そのなかで打者ができることといえば、目線を少し高めに置き、球種ではなく高さで打つ球を決めることだ。見逃してストライクなら仕方ない。
あとは、最近は右手一本で外角のボールを拾ってヒットにしていることがあるが、スタンドインにこだわらず、こうした対応力をしていけば、自ずとヒット数は増えていくはずだ。
【打点王の最大の敵は...】
最後に打点についても触れたいと思うが、じつはこれが意外に苦しむかもしれない。

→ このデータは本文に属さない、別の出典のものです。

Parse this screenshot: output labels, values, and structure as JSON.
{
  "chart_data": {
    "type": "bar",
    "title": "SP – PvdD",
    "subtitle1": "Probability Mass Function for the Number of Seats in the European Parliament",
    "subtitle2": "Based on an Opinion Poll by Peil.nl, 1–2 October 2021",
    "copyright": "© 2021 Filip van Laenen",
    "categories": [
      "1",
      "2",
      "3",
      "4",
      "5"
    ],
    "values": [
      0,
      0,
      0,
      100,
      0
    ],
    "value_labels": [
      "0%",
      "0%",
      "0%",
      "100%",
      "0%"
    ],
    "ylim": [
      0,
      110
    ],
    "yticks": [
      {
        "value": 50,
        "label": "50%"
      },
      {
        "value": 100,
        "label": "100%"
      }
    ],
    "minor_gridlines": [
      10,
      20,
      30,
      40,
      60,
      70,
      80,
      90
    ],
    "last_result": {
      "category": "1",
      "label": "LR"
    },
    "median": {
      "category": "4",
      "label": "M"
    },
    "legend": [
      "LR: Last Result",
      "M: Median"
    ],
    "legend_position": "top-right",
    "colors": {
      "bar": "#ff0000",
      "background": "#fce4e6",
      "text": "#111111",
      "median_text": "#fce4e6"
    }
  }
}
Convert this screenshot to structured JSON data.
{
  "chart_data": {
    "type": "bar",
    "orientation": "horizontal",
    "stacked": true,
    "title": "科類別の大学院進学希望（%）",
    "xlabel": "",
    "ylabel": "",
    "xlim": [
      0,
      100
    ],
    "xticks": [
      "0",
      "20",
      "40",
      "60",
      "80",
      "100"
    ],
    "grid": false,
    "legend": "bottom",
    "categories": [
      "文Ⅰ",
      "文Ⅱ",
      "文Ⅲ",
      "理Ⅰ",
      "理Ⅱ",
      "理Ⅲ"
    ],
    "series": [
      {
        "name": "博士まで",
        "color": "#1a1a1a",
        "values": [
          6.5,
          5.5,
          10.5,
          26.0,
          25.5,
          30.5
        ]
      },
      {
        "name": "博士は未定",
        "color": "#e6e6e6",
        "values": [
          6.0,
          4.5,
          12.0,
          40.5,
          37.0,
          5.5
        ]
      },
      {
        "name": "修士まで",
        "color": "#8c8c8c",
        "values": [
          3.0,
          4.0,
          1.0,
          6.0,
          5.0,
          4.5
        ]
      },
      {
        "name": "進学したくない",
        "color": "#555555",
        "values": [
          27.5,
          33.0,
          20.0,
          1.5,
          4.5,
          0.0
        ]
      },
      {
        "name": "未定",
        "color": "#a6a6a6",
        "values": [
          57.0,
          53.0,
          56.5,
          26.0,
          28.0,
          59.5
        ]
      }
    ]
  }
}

というのも、打点王のライバルはチームメイトの森下翔太で、佐藤の前に座る打者である。打撃好調な近本、中野が出塁し、森下が還すという場面は、今後も大いに考えられる。現在、佐藤と森下の打点の差は10だが、最後まで熾烈なタイトル争いが繰り広げられそうだ。
こればかりは佐藤自身どうすることもできないが、得点圏に走者を置いた場面でいつもどおりのバッティングができるかどうか。「ランナーを還してやろう」と力むと、バッティングそのものが崩れてしまう可能性がある。それが一番怖いことである。
それにしても今季は飛ばないボールを使っているのではないかと言われるほど、打者にとっては困難なシーズンである。現時点でセ・リーグは3割打者がひとりもおらず、もし2割台で首位打者となれば、2リーグ分裂後、初めてのことだという。
そんな投高打低のなか、40本塁打を達成したら......その価値はとてつもなく大きいと思う。